Abid's battle with Taijul was always going to be key, and when the opener missed a flick to one that had skidded through, the umpire raised his finger.
He had been responsible for 133 of Pakistan's 217 runs till that point, and once Abid fell, the game entered a different stage, and adopted a new intensity.
Pakistan weren't just behind in the game, but also in danger of conceding a huge lead, and possibly being set an insurmountable fourth-innings target. Having watched Pakistan crawl along at under two-and-a-half runs an over, Hasan Ali tried to be more enterprising. In a short and entertaining stay at the crease, he stepped out and smashed a four and a six before the inherent risk in that approach bit him. He stepped out again, a bit too early, and Taijul dragged his length back, giving Liton an easy stumping.
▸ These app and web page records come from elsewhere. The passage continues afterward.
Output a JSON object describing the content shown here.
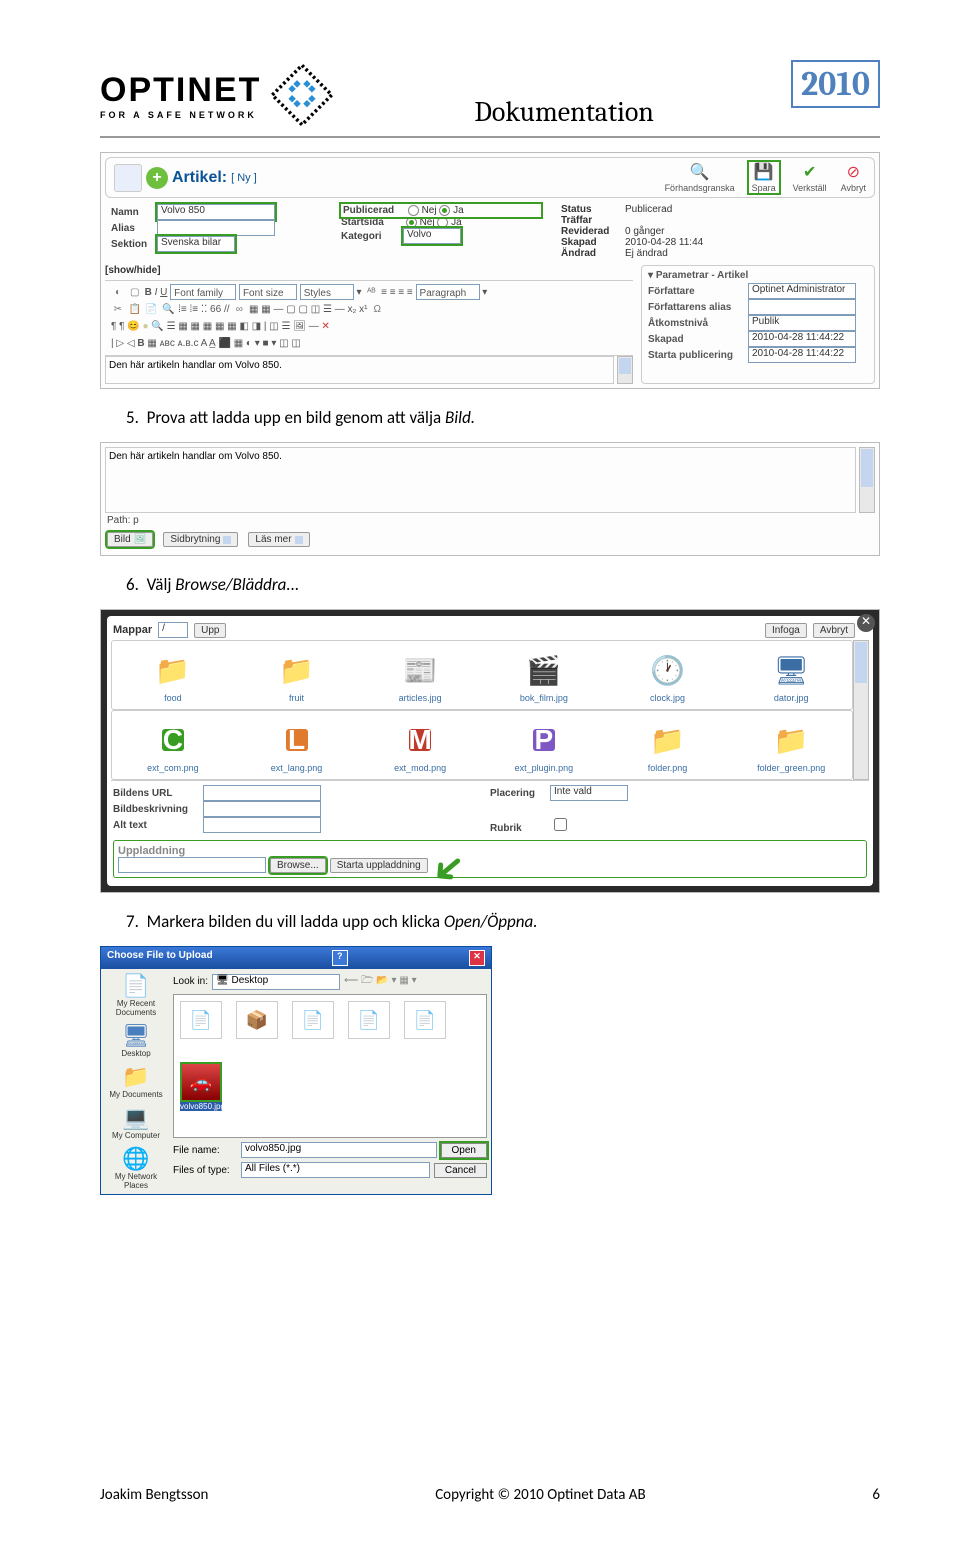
{
  "header": {
    "logo_title": "OPTINET",
    "logo_sub": "FOR A SAFE NETWORK",
    "doc_title": "Dokumentation",
    "year": "2010"
  },
  "shot1": {
    "title_label": "Artikel:",
    "title_sub": "[ Ny ]",
    "actions": {
      "preview": "Förhandsgranska",
      "save": "Spara",
      "apply": "Verkställ",
      "cancel": "Avbryt"
    },
    "left": {
      "namn_lbl": "Namn",
      "namn_val": "Volvo 850",
      "alias_lbl": "Alias",
      "alias_val": "",
      "sektion_lbl": "Sektion",
      "sektion_val": "Svenska bilar"
    },
    "mid": {
      "pub_lbl": "Publicerad",
      "nej": "Nej",
      "ja": "Ja",
      "start_lbl": "Startsida",
      "kat_lbl": "Kategori",
      "kat_val": "Volvo"
    },
    "meta": {
      "status_lbl": "Status",
      "status_val": "Publicerad",
      "traffar_lbl": "Träffar",
      "traffar_val": "",
      "rev_lbl": "Reviderad",
      "rev_val": "0 gånger",
      "skapad_lbl": "Skapad",
      "skapad_val": "2010-04-28 11:44",
      "andrad_lbl": "Ändrad",
      "andrad_val": "Ej ändrad"
    },
    "showhide": "[show/hide]",
    "toolbar": {
      "ff": "Font family",
      "fs": "Font size",
      "styles": "Styles",
      "para": "Paragraph"
    },
    "params": {
      "head": "Parametrar - Artikel",
      "forf_lbl": "Författare",
      "forf_val": "Optinet Administrator",
      "alias_lbl": "Författarens alias",
      "alias_val": "",
      "atkomst_lbl": "Åtkomstnivå",
      "atkomst_val": "Publik",
      "skapad_lbl": "Skapad",
      "skapad_val": "2010-04-28 11:44:22",
      "startpub_lbl": "Starta publicering",
      "startpub_val": "2010-04-28 11:44:22"
    },
    "body_text": "Den här artikeln handlar om Volvo 850."
  },
  "step5": {
    "num": "5.",
    "text": "Prova att ladda upp en bild genom att välja ",
    "em": "Bild."
  },
  "shot2": {
    "body_text": "Den här artikeln handlar om Volvo 850.",
    "path_lbl": "Path: p",
    "bild": "Bild",
    "sid": "Sidbrytning",
    "las": "Läs mer"
  },
  "step6": {
    "num": "6.",
    "text": "Välj ",
    "em": "Browse/Bläddra..."
  },
  "shot3": {
    "mappar": "Mappar",
    "slash": "/",
    "upp": "Upp",
    "infoga": "Infoga",
    "avbryt": "Avbryt",
    "files1": [
      "food",
      "fruit",
      "articles.jpg",
      "bok_film.jpg",
      "clock.jpg",
      "dator.jpg"
    ],
    "letters": [
      "C",
      "L",
      "M",
      "P"
    ],
    "lcolors": [
      "#3a9d23",
      "#e07a2c",
      "#c0392b",
      "#7e57c2"
    ],
    "files2": [
      "ext_com.png",
      "ext_lang.png",
      "ext_mod.png",
      "ext_plugin.png",
      "folder.png",
      "folder_green.png"
    ],
    "form": {
      "url": "Bildens URL",
      "desc": "Bildbeskrivning",
      "alt": "Alt text",
      "plac": "Placering",
      "plac_val": "Inte vald",
      "rubrik": "Rubrik"
    },
    "upload": {
      "head": "Uppladdning",
      "browse": "Browse...",
      "start": "Starta uppladdning"
    }
  },
  "step7": {
    "num": "7.",
    "text": "Markera bilden du vill ladda upp och klicka ",
    "em": "Open/Öppna."
  },
  "shot4": {
    "title": "Choose File to Upload",
    "lookin": "Look in:",
    "lookin_val": "Desktop",
    "side": [
      "My Recent Documents",
      "Desktop",
      "My Documents",
      "My Computer",
      "My Network Places"
    ],
    "files_top": [
      "",
      "",
      ""
    ],
    "files_bot": [
      "",
      "",
      "volvo850.jpg"
    ],
    "filename_lbl": "File name:",
    "filename_val": "volvo850.jpg",
    "filetype_lbl": "Files of type:",
    "filetype_val": "All Files (*.*)",
    "open": "Open",
    "cancel": "Cancel"
  },
  "footer": {
    "author": "Joakim Bengtsson",
    "copyright": "Copyright © 2010 Optinet Data AB",
    "page": "6"
  }
}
Bangladesh chipped away, Ebadot removing Sajid Khan, while Faheem Ashraf worked on reducing Pakistan's deficit. A moment of contention came when Nauman Ali was given out lbw, a decision the TV umpire upheld despite one of the replays appearing to indicate an inside edge. UltraEdge wasn't conclusive, and to Pakistan's dismay, the on-field call was upheld.
Faheem and Afridi went on to add 29 for the last wicket - the second-highest partnership of the innings after the 146 for the first - as Afridi played his shots, with Faheem not worried about farming the strike. When Taijul finally struck to pick up his seventh for the innings, Bangladesh had one session to bat out.
In a hostile, glorious display of fast bowling, Pakistan ensured they kept a foot in the door.
Shadman Islam was trapped in front as went across to one that jagged back in. Two balls after that wicket, Najmul Hossain Shanto nicked off to Shafique at first slip and the debutant completed a smart catch diving forward. Shaheen bent his back when pitching short, and one of those produced the wicket of Saif Hassan, the ball fended back to the bowler. At the other end, Hasan coaxed a leading edge from captain Mominul Haque off his second delivery.
Bangladesh survived another scare right at the death when a strong lbw shout from Nauman was turned down - it had spun too much. Another nearly rolled along the ground after bouncing, further illustrating the challenges of batting in the fourth innings.
There is a lot to look forward to in this Test, with a slow burner of an absorbing day today possibly giving way to a barnstorming tomorrow.